The Monastery | History

Hakuun Zan Zenkoji
(Mountain of White Cloud / Zen Temple of Light)

It was during the last days of winter 1974 when the first Buddhist monastery in Latin America was founded. At the time, the beauty of the region around the Morro da Vargem hill had been negatively impacted by a process of devastation that caused severe imbalances. Just a few strips of vegetation resisted on the sides of the hill, a last gasp of nature to show humans that this land one day had been covered with the lush Atlantic Forest.

In the beginning, many difficulties had to be overcome. The monastery’s temples were located in little wooden houses whose roofs were covered with palm fronds. At night, all the work was done by lamplight and access was very difficult — through steep, slippery and hole-filled trails.

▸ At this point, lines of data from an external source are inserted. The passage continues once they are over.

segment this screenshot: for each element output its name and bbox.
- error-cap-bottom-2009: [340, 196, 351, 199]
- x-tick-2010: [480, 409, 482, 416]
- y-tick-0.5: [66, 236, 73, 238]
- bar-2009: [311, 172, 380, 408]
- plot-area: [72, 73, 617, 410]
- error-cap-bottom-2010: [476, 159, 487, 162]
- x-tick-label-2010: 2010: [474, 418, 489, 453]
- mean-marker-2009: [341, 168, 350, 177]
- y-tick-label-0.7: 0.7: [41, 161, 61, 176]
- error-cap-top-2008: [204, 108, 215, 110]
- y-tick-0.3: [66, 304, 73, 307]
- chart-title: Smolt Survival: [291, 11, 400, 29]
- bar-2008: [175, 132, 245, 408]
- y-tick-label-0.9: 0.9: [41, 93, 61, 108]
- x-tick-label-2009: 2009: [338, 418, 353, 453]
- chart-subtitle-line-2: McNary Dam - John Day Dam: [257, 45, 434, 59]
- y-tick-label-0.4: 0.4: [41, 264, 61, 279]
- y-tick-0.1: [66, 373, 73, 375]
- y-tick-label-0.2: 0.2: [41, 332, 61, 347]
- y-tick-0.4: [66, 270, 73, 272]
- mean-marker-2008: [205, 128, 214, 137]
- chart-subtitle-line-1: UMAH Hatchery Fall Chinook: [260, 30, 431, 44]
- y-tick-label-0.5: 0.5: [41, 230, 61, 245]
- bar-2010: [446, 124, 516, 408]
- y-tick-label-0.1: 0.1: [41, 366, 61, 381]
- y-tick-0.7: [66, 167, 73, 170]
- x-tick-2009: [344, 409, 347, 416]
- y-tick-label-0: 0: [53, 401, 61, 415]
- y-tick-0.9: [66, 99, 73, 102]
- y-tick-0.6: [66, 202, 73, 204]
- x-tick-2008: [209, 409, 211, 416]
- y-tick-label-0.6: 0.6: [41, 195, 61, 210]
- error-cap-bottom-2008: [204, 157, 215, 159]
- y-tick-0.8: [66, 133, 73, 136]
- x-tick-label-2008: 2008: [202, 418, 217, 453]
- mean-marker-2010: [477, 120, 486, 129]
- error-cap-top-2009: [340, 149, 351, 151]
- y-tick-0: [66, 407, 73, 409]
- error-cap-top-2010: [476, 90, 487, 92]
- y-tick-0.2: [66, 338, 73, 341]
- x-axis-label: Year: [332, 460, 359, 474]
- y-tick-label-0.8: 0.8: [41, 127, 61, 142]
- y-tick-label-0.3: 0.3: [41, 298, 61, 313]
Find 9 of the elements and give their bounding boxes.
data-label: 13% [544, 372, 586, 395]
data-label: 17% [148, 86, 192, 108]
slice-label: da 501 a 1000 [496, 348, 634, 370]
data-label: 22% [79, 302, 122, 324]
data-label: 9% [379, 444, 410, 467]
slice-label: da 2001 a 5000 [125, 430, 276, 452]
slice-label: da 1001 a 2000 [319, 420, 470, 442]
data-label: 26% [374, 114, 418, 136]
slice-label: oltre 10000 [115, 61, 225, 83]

In took many years for the Buddhist flower planted in 1974 to take firm root on the Morro da Vargem hill. Today, the activity of the monks is routine and non-stop, following the ancestral traditions of Japanese monasteries. Thousands of trees have been planted over the course of the project, for the recovery of the Atlantic Forest on the hill. Meanwhile, thousands of groups of students have hiked the trails around the temples, as part of the monastery’s environmental education program.

The first Buddhist monastery in Latin America today is a center where Soto Zen Buddhism meets Brazilian reality in order to transmit the centuries-old teachings of Buddha, helping solve local problems.